Like all Microsoft devices, Xbox One will eventually be based on a Windows 10 architecture, not only bringing in line with Windows smartphones, tablets, PCs and Microsoft's own HoloLens augmented reality headset, but also giving console owners something they have never been treated to before; "thousands" of apps.
Pocket-lint was told during a briefing at Microsoft's Build 2015 developers conference in San Francisco that once Xbox One switches to Windows 10, it will gain access to the Windows Store and all of the compatible apps that are available.
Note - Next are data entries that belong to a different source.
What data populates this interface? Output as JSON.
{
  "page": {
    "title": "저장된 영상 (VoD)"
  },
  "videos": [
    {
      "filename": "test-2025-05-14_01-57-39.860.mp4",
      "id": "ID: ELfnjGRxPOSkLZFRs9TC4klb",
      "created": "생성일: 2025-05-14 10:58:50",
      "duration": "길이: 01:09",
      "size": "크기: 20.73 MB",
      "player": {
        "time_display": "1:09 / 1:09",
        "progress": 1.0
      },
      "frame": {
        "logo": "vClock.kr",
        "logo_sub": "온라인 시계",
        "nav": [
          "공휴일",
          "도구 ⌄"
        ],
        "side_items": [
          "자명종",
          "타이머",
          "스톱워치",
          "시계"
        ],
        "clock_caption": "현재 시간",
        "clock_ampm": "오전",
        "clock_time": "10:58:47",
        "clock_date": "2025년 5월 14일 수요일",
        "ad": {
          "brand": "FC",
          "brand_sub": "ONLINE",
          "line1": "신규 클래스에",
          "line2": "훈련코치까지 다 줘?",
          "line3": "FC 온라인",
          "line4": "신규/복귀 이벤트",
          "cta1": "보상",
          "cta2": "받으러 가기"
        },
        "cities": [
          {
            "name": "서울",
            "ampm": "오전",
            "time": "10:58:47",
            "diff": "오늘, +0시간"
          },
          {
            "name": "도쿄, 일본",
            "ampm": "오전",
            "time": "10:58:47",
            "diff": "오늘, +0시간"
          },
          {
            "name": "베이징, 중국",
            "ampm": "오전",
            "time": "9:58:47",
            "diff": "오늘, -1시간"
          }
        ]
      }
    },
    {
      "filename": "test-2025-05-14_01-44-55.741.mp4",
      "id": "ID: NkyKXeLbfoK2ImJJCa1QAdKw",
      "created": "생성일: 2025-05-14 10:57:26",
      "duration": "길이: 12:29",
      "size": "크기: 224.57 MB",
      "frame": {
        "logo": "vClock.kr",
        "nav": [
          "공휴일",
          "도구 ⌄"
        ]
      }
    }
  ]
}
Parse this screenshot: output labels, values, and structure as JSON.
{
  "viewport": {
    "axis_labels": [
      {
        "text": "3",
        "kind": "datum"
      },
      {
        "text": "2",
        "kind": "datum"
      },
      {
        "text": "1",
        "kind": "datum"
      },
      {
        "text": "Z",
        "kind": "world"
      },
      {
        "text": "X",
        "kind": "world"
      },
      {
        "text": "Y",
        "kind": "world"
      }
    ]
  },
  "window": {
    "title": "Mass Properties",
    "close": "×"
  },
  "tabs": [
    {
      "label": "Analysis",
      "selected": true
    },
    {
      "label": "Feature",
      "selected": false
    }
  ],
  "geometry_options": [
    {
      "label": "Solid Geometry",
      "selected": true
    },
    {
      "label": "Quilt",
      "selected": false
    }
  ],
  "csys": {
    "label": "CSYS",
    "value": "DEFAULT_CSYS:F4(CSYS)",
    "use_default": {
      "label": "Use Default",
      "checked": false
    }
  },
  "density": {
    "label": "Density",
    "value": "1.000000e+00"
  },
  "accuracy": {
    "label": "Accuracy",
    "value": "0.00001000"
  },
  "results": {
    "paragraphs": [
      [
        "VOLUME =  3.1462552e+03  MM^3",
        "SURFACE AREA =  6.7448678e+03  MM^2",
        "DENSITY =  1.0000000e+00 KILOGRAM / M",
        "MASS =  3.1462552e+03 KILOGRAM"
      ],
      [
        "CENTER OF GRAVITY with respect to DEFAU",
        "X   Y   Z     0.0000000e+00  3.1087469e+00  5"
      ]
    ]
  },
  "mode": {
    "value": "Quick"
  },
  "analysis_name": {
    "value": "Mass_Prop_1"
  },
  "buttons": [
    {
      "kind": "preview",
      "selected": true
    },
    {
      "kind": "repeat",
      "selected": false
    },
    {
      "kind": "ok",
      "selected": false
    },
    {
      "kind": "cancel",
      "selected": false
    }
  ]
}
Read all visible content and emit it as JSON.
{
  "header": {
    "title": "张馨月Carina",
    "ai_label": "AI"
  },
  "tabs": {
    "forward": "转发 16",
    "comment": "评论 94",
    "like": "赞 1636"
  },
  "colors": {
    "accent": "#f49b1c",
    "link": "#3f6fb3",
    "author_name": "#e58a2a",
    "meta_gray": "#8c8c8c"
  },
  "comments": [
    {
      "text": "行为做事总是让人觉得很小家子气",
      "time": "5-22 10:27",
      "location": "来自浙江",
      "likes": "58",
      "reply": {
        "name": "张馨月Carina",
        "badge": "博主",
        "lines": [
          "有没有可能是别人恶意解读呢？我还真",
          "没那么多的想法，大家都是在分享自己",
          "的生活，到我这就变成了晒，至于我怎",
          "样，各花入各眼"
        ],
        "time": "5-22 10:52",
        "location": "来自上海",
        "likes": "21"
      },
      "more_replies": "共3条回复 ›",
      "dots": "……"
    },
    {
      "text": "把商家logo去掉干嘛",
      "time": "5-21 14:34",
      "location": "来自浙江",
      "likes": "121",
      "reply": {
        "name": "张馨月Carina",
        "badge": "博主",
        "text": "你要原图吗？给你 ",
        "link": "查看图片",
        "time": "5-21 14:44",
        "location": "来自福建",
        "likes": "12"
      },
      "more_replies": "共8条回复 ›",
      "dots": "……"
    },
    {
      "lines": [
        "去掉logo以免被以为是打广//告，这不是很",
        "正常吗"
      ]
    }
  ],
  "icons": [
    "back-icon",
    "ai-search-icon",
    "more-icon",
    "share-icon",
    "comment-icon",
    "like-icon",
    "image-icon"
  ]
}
In addition, if you purchase a Windows 10 app for the console, you will also be use it across your other Windows 10 devices, be that tablet, laptop or smartphone.
We were also told that the general Xbox One experience could change, maybe not on the game side, but the app hubs and apps themselves could end up as varied and customised as they are on phones or PCs currently.
That hasn't been confirmed yet however, and the Microsoft spokesperson we chatted to is not privy to such discussions. Nor has he seen any of the user interfaces. He did tell us though that the Xbox One version of Windows 10 is not expected to arrive until "much later". The PC operating system is tipped for release in the summer.
Another benefit of adding Xbox One to Microsoft's unified platform vision is that developers can write games for Windows 10 and they will potentially work across devices, we were told. Presumably they would scale or use different control methods depending on the device parameters, but that was unconfirmed.